231 Eldridge Street, New York NY 10002 (between Stanton and E. Houston; map); 212-529-3133; familyrecipeny.com/
Service: Friendly and familial
Setting: Small but comfortable
Must-Haves: Menu changes regularly
Cost: $6 to $25 per dish
Tokyo-born chef-owner Akiko Turnauer has a pretty solid resume of restaurants under her belt, including stints at Nobu and SoHo's former Kitchen Club. Eschewing the high-end fusion trappings of her former employers, she's decided to go back to her traditional roots to bring homestyle Japanese cooking to her new Chinatown restaurant Family Recipe.
The food is not Japanese per se, but it's not meant to be. Rather, it draws on Akiko's childhood travels throughout the world with her food-obsessed father. Ingredients are strongly seasonal and high quality, while cooking techniques remain simple, mostly drawing from classic Japanese homestyle method—grilling, sauteeing, simmering, and steaming.
A small amuse of cucumber slices topped with a bit of well seasoned, smoky sauteed shredded cabbage set the tone for the meal. There's no question that this is home cooking. Not fancy, about as un-rarefied as you can get; straightforward and simple in its flavors. I'm not sure who the eponymous Alice is for the Alice's Pickles ($6) but I do like her style.
Persimmons and beets are not common fare for Japanese-style tsukemono—the salted or brined fresh pickles common to Japanese cuisine and often served alongside rice or sake—but they work. These pickles come out crisp and briny.

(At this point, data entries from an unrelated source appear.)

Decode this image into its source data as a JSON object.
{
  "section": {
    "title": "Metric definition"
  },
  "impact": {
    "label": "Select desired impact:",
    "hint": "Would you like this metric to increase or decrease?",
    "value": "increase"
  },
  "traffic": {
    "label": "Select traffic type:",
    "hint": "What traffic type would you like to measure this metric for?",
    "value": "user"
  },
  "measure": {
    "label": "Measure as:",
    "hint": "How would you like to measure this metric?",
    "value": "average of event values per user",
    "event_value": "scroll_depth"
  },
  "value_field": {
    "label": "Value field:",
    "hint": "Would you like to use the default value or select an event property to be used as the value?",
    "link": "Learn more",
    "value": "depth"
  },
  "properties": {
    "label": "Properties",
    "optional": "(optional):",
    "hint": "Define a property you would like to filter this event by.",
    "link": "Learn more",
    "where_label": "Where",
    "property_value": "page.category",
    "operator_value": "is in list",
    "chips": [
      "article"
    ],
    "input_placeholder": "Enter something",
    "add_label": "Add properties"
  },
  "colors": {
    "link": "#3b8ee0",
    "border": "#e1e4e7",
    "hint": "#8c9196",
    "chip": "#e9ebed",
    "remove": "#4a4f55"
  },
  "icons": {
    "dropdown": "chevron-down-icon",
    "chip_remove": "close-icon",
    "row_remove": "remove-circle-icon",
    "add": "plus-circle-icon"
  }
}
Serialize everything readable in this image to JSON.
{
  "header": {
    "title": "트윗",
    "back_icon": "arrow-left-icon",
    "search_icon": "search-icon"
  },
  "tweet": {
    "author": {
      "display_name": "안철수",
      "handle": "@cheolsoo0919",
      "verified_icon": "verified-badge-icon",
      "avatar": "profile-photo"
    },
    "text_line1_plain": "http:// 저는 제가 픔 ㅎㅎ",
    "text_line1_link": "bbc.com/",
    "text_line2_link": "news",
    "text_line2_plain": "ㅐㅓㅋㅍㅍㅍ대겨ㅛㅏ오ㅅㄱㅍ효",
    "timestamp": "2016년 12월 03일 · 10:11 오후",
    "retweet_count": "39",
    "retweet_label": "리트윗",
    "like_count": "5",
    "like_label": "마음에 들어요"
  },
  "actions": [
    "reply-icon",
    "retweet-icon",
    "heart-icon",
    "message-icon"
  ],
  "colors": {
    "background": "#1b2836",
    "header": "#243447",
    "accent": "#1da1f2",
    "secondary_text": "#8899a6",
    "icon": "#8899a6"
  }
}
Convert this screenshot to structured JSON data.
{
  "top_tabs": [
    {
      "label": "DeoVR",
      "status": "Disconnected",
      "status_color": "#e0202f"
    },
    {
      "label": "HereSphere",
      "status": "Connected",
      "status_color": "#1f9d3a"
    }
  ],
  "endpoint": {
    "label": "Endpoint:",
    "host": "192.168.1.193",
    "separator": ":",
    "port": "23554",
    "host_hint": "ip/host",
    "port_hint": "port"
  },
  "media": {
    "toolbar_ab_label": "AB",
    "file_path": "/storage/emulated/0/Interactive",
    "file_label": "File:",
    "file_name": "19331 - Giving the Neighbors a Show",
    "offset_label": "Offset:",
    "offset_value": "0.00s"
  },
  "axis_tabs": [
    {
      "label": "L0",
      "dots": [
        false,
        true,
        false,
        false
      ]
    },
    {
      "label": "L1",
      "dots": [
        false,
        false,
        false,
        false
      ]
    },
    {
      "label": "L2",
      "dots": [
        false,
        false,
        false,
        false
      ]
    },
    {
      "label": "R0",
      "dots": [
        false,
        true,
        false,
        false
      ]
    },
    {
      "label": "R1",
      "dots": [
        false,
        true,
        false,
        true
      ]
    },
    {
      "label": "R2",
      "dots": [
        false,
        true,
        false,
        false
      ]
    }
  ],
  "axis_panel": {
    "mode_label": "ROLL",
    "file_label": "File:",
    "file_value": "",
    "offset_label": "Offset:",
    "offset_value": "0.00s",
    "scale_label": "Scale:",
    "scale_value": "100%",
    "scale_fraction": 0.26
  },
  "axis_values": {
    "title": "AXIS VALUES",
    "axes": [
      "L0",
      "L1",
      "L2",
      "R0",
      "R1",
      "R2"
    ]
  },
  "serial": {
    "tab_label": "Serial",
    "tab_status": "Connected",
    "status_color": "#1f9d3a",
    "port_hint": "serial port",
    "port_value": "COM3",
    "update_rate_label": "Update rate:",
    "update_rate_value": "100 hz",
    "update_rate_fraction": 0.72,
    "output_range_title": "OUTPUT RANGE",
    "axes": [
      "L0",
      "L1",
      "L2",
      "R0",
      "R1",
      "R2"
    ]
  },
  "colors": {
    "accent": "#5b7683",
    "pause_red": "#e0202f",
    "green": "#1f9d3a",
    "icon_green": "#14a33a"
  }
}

Pork Belly Buns ($12.50 for 2) are another staple on the menu, and with good reason. Fluffy white steamed buns come wrapped around slices of marinated pork with scallions, red shiso paste, and a ginger mayonnaise. If you're used to the McChicken-esque mayo bombs at places like Momofuku, you might be disappointed, but I personally prefer the lighter flavor and meatier texture of these little sandwiches.
Grilled Tofu Skewers ($6) had the potential to be awesome—I love both tofu and the miso paste that tops them—but they were marred by inferior texture. The tofu was simply too firm and cottony to be enjoyable. A much better vegetarian-based option was the Eringi Salad ($11), which featured a giant, meaty, perfectly grilled King Oyster mushroom with a deeply savory flavor served with a refreshing mizuna salad dotted with pink peppercorns. This salad with a bowl of pickles is the kind of food I could imagine my own grandmother serving.
Like the appetizers, meat dishes were a bit hit or miss. Roasted Chicken with XO Sauce was perfectly cooked with nice crisp skin and even breast meat that was moist and tender, and the XO sauce it came with was well balanced with a pungent dried seafood aroma. I just didn't care much for the way they came together. Indeed, even on the plate they seemed to be completely separate elements.
Their Rice Bowls ($12 to $17) are solid. I particularly enjoyed a special of the day featuring brown rice cooked in a miniature cast iron pot topped with marinated bean sprouts and rosy grilled pork cheeks along with a sweet soy-based sauce. Though the cheeks were flavorful and well marbled, they could have been sliced a bit thinner—their thickness made them tough to eat, especially because they were served only with a spoon.
A cute sextuplet of one-bite ice cream cones were completely skippable with a grainy texture and not much flavor.
I strongly admire what Akiko is doing here: trying to introduce us to a style of Japanese cooking that is not well represented in the city. It's hardly traditional Japanese in terms of ingredients or even preparation, but in its spirit and in its balance of flavors and cooking techniques, it's wholeheartedly Japanese, and it's clearly got plenty of soul—something that's mirrored in the friendly, attentive service that shows Japanese politeness and hospitality at its best.
With a bit of tweaking, the dishes would be truly satisfying.